一体一体は、見た目に物騒ではあるが、大きめの鳥と大して変わらない程度の戦闘能力しか無い。しかし、それが百匹単位となれば、戦力としても尋常ではない。
『徹底抗戦か、全面降伏か。よく考えて答えを出す事だ』
今度は十秒と言う無茶な条件はつけないが、陣の上空には小型とは言え翼手竜の群れが飛び交い、しかも一つの陣を見るも無残な何かに変えた直後である。これは交渉と言うより脅迫である。
『こうなりたくなければ、身の振り方をよく考えろ』
彼女の声に合わせるように、上空に放り投げられた者達が、それぞれの陣に降り注ぐ。単純に重力だけに影響されているとは思えない勢いで、放り投げられた者達は陣の中でも備品をまとめている簡易の建物を粉砕する。

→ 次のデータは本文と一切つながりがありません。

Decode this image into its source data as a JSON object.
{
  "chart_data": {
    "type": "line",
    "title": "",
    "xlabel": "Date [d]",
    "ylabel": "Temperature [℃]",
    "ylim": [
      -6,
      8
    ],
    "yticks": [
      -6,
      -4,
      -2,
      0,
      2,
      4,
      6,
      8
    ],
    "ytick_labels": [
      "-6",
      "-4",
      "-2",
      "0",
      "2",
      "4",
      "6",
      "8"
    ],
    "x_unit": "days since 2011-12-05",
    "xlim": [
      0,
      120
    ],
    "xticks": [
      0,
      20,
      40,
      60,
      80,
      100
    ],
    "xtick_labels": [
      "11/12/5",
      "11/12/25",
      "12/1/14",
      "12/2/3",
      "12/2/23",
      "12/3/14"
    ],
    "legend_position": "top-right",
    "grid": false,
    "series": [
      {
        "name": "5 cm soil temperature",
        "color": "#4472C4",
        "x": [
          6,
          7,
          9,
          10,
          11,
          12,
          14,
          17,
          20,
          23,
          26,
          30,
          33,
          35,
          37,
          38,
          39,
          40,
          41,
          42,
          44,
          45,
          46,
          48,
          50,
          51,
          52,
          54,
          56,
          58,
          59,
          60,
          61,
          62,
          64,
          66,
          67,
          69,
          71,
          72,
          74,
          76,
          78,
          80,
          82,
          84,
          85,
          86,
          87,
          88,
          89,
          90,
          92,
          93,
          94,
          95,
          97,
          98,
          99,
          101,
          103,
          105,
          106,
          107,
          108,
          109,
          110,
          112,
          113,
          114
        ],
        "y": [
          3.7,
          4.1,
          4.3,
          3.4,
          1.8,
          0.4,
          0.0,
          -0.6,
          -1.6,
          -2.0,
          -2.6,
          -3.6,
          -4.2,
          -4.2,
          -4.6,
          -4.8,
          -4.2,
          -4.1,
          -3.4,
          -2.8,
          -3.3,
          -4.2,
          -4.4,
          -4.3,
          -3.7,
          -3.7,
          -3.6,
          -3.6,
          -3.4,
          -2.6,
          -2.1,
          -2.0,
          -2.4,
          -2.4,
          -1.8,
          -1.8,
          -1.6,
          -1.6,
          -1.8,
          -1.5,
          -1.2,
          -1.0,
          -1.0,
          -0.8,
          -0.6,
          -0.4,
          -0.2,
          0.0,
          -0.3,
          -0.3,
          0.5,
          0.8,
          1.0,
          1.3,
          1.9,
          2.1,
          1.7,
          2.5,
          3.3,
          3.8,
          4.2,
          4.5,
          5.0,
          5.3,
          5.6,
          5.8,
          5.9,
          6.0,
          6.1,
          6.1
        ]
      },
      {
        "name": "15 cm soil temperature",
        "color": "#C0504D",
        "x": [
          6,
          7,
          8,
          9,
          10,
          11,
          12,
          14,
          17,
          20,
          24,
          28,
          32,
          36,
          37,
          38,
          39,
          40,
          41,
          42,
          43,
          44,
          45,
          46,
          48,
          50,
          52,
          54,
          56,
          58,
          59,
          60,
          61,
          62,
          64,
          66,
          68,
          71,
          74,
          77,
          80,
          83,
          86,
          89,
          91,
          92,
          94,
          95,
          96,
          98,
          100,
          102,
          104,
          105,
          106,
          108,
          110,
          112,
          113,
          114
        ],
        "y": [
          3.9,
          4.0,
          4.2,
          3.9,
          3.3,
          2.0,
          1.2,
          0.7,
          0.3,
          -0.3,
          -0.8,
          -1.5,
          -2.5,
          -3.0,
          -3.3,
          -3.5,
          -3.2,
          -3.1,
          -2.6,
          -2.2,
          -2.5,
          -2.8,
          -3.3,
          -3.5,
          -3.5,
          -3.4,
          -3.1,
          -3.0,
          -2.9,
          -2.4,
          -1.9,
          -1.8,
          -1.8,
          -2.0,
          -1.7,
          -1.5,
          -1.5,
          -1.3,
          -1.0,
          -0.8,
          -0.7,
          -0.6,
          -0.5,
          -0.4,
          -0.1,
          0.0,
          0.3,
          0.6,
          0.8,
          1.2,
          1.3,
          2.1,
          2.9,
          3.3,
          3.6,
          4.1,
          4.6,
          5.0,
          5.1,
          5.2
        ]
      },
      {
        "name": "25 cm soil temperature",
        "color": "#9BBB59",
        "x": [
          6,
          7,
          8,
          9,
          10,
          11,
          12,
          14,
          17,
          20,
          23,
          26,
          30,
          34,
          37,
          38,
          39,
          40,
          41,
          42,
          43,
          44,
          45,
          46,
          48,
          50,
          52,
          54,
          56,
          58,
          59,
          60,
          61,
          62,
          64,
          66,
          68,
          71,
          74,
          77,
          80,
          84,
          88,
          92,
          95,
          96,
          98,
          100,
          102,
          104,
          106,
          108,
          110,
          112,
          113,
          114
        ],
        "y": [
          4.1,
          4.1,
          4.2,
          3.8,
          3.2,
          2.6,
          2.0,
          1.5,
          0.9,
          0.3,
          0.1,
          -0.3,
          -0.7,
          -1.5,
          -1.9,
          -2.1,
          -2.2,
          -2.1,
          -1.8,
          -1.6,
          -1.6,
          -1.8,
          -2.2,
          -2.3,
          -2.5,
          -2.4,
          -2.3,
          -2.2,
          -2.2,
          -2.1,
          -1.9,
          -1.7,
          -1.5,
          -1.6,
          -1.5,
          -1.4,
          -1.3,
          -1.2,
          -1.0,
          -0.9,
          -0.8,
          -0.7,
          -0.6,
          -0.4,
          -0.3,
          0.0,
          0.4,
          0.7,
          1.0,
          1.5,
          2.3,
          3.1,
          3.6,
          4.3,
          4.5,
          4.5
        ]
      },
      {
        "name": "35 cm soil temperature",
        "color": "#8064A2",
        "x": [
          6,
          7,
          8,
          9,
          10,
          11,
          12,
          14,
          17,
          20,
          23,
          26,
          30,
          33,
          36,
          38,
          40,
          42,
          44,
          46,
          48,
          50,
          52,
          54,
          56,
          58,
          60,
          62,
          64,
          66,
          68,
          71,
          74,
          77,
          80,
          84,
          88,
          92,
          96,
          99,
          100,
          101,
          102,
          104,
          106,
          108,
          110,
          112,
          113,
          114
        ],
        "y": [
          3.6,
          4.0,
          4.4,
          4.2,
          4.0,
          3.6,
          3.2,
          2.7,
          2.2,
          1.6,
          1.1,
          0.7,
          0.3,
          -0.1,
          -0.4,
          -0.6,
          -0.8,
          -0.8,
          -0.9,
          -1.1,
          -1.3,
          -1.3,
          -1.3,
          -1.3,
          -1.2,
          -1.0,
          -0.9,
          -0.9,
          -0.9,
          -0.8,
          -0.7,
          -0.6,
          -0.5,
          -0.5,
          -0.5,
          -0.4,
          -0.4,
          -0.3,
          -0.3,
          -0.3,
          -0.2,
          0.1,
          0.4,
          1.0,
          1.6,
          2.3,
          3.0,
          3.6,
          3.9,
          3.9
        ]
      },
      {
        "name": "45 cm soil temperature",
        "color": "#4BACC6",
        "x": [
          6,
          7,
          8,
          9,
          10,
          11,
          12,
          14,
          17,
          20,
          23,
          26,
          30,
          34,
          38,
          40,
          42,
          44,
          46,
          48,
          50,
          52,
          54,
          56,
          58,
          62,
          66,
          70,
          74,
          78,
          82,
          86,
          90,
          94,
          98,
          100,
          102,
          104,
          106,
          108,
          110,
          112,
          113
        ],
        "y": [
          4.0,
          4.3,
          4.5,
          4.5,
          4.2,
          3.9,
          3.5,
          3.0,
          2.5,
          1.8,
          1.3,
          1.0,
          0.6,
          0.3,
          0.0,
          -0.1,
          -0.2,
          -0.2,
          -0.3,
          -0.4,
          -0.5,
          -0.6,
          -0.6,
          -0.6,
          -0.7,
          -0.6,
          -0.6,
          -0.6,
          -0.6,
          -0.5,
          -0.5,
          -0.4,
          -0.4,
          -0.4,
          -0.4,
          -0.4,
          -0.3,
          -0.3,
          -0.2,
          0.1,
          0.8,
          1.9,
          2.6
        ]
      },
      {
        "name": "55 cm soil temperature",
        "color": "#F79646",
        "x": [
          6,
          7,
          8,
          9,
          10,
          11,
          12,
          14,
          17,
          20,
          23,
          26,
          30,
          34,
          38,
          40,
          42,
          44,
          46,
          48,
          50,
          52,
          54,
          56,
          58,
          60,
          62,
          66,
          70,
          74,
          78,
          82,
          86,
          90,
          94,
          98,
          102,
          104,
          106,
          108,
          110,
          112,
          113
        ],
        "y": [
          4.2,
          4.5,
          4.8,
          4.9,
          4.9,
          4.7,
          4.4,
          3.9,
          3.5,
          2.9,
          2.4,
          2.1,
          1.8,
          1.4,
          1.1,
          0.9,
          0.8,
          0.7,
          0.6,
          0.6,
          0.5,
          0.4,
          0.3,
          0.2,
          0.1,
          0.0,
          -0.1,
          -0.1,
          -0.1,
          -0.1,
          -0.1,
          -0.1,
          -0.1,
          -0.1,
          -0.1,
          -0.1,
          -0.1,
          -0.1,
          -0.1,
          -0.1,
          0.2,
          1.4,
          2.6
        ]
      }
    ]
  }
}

『猶予は明日だ。降伏の意思を示すのなら立ち去れ。明日、敵対する意思を見せるのなら、自分達がどうなるか、今のでわかっただろう』
彼女はそれだけ言うと、翼手竜の群れを消し、指笛で一体だけ自分の元に呼ぶと何事も無かった様に竜に乗る。
これで、収容所に戻った時に歓迎は期待できなくなった。
もしかしたら、もっと上手い方法があったかもしれない。だが、彼女が選んだのは恐怖で彩られたメッセージを送る事だった。
ギリクにならきっと届くと言う確信があった。
正体を知る今となっては、それは間違いなく届く。
災厄の脅威を振りまくのは、ギリクだけではない、と。